C’est que son modèle de sécurité est fondé sur le rejet de l’opposition entre commodité et sécurité : elle considère que la sécurité passe par la facilité d’utilisation. Alors que seuls 49 % des utilisateurs d’iPhone protégeaient leur appareil par un code en 2013, ils sont maintenant 89 % à le faire, en grande partie par l’intermédiaire de Touch ID. Il est plus facile de poser son doigt sur le capteur Touch ID que d’entrer un code à quatre chiffres, et donc les utilisateurs ont amélioré leur sécurité en adoptant la solution la plus commode, qui masque le code derrière l’empreinte.

Réconcilier la rumeur avec le modèle d’Apple

Sauf à changer de pied donc, Apple n’ajoutera pas la reconnaissance faciale parce qu’elle est plus simple, mais parce qu’elle est plus simple et plus sûre. Or dans l’état actuel de la technologie et d’iOS, ce n’est tout simplement pas possible. Face ID demande un bond logiciel, pour assurer le consentement de l’utilisateur dans toutes les interactions avec l’appareil, et surtout un bond matériel, peut-être plus facile à décrire parce qu’il est plus tangible.

Apple s’est tournée vers des fournisseurs de classe mondiale, donc, et s’est entourée des tout meilleurs spécialistes du domaine.
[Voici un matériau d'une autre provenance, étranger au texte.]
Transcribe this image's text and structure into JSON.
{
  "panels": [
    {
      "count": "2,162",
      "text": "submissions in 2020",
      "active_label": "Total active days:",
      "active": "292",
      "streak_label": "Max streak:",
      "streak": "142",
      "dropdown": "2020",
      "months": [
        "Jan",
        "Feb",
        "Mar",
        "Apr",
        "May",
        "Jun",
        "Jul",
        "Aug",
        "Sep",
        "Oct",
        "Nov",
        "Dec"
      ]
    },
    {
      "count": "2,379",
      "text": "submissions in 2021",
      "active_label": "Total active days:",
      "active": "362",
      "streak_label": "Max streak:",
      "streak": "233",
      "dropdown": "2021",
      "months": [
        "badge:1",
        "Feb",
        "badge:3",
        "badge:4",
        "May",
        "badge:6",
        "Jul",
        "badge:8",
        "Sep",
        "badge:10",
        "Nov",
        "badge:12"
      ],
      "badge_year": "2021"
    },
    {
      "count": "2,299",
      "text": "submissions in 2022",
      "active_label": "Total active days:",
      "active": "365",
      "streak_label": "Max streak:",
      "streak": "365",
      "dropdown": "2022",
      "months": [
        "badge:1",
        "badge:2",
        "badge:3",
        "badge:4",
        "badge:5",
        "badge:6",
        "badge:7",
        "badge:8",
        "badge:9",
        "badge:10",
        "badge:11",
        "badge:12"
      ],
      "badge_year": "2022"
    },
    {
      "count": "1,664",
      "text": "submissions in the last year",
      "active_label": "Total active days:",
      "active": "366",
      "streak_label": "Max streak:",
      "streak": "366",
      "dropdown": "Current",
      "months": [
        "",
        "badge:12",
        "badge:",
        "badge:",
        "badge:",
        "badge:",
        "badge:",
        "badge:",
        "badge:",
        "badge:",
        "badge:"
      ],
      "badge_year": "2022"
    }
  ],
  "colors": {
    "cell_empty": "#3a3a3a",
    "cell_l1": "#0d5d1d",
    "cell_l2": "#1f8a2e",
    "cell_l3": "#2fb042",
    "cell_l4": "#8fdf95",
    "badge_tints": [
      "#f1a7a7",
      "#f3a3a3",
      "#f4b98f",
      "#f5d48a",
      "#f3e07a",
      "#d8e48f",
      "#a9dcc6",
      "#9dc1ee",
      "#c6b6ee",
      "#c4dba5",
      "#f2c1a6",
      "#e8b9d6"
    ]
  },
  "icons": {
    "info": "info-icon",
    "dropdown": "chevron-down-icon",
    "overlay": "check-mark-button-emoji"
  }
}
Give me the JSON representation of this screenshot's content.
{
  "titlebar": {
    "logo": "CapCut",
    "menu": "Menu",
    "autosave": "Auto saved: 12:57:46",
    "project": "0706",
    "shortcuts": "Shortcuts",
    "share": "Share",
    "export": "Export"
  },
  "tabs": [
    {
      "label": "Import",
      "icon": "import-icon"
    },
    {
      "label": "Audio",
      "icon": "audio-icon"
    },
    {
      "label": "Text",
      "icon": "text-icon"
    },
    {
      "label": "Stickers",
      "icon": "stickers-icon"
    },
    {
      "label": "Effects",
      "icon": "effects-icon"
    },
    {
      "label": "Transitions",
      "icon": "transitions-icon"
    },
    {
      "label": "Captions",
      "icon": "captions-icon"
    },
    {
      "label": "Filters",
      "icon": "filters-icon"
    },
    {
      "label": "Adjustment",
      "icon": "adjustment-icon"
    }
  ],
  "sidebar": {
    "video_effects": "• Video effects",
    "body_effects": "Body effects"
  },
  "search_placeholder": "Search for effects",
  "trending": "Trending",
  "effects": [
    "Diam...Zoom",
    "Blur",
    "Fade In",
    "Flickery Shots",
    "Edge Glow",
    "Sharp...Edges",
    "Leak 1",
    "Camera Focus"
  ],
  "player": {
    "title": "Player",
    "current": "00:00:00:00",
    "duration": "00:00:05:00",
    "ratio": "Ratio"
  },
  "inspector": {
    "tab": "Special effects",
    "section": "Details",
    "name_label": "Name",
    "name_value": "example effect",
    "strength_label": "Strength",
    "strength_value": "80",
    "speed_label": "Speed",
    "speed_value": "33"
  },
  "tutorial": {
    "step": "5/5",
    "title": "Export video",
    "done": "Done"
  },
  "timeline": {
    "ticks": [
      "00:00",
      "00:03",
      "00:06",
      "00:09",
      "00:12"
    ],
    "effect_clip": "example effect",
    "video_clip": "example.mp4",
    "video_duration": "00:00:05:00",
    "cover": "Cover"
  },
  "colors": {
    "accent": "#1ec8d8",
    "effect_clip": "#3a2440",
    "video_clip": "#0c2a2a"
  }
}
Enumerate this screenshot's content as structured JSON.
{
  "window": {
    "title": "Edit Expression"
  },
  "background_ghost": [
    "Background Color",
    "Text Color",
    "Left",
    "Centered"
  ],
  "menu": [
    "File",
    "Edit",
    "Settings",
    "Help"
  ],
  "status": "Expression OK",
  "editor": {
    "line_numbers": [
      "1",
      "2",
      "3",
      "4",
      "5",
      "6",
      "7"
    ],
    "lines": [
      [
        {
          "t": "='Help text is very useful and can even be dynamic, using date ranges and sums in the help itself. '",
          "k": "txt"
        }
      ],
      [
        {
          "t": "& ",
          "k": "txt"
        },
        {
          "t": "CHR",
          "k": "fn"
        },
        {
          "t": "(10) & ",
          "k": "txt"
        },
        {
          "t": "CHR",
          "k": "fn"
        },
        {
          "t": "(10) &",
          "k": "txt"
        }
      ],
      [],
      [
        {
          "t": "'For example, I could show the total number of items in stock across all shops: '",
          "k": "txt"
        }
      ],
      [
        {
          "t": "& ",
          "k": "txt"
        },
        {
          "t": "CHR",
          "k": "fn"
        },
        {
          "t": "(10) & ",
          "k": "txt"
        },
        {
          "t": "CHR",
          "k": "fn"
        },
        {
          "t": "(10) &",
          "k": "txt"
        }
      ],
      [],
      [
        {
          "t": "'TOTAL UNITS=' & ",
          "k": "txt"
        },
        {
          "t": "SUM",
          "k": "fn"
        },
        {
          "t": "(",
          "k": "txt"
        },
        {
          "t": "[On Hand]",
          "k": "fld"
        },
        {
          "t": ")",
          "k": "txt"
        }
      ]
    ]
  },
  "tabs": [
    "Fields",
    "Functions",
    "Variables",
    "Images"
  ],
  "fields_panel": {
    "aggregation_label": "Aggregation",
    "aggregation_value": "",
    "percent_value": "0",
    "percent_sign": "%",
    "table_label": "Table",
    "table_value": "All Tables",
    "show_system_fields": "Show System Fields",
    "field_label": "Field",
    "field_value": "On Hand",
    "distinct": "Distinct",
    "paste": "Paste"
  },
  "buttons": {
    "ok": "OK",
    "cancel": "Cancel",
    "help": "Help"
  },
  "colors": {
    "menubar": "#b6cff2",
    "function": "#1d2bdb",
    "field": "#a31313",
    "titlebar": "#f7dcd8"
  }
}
Elle a acheté Polar Rose et Faceschift, parmi d’autres sociétés spécialisées dans la reconnaissance faciale. Elle a surtout fait l’acquisition de PrimeSense, dont les technologies ont permis la conception du capteur Microsoft Kinect, et peuvent être appliquées à la réalité augmentée, la conduite autonome, ou la reconnaissance de visages.

Une rangée d’iPhone 7 avec leur fameux capteur Touch ID. Image Apple.

Rappelons qu’Apple était allé chercher la technologie de Touch ID chez Authentec, acheté pour 365 millions de dollars en 2012, à peine plus que le montant déboursé pour PrimeSense. Pas que les ingénieurs de la maison chôment : d’après nos informations, une équipe a travaillé sur la reconnaissance des vaisseaux sanguins, qui pourraient permettre de faire la différence entre un « visage vivant » et la tête d’un mannequin, et une autre a entraîné de nouveaux algorithmes de reconnaissance des visages dans Photos, à grand renfort de machine learning.

En combinant tout ce que l’on sait, et en gardant conscience que l’on ne sait pas grand-chose, il n’est pas difficile d’imaginer comment Apple pourrait faire ce double saut qualitatif. Touch ID était (et reste, par bien des aspects) le meilleur système de reconnaissance d’empreintes, Face ID sera le meilleur système de reconnaissance faciale… ou ne sera pas. C’est la condition sine qua non pour allier commodité et sécurité, et ajouter un nouvel étage à l’édifice sécuritaire d’Apple, plutôt que d’en saper les fondations.